A sixth sense for what’s around the corner
Published 10:02 am Friday, May 10, 2013
Picking through the last droppings in the third stall of the morning, which, really, is an awful lot like the practice of Zen garden raking, except you have to wear muck boots and sometimes hold your breath, my mind began to wander. Today, my thoughts were in particular, about deer.
Friends had recently mentioned that they couldn’t believe deer have never decimated our roses – over 300 bushes, to be exact – while their half dozen have been eaten to the ground.
“It must be,” I thought, pushing Valentino’s rump out of the way while I tried to fork the last couple of ‘apples’ in the back of his stall, “because we live in such a rural area and are surrounded by so much woodland and orchards that they’re stuffed by the time they get here.”
But still, I mused, sliding the stall door closed and pulling back the heavily laden wheelbarrow, we rarely see deer at the farm. Wonder why that is?
Checking the barn clock (it whinneys on the hour), I noted it was time to rotate horses in and out of their respective paddocks. I strolled out of the barn towards the small field where the mare met me at the gate agitated, pacing, flagging her tail – horse speak for, “monsters! monsters!”

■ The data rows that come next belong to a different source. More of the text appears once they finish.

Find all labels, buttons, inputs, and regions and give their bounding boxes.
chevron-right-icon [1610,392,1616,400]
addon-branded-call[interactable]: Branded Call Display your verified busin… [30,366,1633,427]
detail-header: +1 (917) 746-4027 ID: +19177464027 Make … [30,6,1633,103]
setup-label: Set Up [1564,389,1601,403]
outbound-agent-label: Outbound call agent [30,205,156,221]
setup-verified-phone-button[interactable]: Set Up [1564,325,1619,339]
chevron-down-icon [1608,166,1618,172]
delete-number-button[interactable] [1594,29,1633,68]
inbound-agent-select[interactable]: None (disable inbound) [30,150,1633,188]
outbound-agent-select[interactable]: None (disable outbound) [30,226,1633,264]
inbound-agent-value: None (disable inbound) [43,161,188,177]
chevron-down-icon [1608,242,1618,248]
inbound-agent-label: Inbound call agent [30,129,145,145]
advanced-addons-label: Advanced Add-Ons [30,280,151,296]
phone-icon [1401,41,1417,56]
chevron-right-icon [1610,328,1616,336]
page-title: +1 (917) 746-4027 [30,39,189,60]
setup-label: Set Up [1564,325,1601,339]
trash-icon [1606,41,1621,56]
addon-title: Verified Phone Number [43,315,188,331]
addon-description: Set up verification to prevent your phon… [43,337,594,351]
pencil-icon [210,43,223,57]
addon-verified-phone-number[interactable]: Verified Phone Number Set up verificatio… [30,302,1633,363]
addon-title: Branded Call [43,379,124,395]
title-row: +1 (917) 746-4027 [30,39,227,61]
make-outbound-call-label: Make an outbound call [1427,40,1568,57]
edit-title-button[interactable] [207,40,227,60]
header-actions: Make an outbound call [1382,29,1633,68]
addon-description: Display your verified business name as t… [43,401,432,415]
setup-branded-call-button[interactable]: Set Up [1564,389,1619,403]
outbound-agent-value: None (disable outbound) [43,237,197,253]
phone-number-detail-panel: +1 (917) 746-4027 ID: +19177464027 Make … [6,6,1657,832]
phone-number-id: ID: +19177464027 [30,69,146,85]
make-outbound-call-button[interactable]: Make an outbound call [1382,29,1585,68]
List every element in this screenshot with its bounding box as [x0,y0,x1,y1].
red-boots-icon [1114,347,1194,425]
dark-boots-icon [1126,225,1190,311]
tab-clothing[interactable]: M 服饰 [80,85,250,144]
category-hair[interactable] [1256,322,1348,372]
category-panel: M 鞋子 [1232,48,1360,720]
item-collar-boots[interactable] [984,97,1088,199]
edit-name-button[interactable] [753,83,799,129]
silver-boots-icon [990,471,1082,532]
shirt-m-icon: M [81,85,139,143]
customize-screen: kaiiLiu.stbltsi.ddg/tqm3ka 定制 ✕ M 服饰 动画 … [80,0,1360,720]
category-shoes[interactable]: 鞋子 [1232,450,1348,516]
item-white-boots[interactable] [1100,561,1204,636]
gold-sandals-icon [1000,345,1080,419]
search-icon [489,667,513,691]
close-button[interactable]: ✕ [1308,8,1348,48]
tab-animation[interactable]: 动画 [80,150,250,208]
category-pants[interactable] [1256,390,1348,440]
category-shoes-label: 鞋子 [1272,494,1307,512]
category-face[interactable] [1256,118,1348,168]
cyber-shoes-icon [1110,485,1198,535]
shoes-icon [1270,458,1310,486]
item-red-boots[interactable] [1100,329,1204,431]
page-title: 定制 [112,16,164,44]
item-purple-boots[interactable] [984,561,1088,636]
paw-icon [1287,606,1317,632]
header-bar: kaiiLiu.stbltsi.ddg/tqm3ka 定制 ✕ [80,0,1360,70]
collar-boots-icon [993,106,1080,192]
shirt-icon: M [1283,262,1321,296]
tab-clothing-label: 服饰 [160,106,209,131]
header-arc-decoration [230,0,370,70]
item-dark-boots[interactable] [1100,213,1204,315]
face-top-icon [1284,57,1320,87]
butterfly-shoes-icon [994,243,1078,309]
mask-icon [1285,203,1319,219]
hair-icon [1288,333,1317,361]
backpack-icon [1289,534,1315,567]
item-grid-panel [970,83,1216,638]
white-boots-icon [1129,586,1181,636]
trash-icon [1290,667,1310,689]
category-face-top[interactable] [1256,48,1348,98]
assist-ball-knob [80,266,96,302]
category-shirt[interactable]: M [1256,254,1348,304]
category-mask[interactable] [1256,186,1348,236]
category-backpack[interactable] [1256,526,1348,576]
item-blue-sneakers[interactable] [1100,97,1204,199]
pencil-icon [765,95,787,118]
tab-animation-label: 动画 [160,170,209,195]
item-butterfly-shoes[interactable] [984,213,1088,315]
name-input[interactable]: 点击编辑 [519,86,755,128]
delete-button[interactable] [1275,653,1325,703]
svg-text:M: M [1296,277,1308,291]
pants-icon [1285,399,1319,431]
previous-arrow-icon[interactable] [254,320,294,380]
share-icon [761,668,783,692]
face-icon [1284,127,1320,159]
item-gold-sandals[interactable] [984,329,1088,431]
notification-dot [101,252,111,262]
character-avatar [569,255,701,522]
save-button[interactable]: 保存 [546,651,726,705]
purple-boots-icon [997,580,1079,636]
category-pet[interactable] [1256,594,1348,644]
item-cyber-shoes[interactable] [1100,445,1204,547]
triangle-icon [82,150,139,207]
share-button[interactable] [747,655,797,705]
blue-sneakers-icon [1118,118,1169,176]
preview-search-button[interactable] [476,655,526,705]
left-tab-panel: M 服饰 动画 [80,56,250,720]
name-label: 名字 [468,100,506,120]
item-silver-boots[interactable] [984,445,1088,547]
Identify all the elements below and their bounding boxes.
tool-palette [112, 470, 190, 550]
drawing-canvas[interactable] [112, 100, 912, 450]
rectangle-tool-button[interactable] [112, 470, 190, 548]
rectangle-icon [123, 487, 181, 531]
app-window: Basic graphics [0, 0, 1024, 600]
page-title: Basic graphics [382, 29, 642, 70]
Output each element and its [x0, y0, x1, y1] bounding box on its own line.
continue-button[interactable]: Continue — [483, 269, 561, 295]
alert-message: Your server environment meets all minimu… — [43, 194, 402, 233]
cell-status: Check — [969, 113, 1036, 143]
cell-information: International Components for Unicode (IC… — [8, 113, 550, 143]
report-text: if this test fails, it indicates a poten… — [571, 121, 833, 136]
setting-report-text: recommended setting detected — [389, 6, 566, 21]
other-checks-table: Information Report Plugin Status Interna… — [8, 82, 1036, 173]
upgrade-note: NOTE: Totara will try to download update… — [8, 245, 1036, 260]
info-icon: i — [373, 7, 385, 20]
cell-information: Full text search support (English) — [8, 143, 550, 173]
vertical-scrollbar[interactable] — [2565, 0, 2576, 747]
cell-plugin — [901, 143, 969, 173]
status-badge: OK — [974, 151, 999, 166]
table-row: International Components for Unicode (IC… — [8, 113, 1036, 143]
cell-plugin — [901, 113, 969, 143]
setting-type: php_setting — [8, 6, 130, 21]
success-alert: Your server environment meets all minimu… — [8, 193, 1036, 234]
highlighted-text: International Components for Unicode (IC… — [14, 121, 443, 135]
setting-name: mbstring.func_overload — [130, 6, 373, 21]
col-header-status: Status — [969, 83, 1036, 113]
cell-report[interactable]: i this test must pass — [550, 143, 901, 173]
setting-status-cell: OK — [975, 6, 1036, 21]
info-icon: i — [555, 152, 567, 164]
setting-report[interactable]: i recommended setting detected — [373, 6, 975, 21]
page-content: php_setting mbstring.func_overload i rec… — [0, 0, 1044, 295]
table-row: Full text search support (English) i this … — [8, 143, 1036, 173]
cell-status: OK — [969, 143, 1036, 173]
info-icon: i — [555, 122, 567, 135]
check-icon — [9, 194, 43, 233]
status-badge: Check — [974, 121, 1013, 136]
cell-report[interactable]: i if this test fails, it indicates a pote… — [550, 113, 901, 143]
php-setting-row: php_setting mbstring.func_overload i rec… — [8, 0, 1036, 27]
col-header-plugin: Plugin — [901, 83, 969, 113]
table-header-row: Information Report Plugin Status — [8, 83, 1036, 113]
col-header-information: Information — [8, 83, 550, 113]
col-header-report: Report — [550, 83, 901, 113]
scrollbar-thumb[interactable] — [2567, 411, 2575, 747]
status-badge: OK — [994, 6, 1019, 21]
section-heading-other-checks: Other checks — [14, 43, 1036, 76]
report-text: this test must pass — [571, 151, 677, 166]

Clipping the chrome hook of the red nylon lead onto the ring of her halter, I spoke reassuringly and followed her alarmed stare to an excited group of no fewer than six young does, trotting across the field towards us, along the tree line. They reminded me of giggling teenagers: spirited and silly and when they noticed us, the herd stopped so quickly the laggers in the group smacked into the hind ends of those in front who had stepped on the brakes. They crowded next to the fence along the woods and then took their turns, one after another, leaping astonishingly high to clear the 4′ top rail before disappearing into the pines.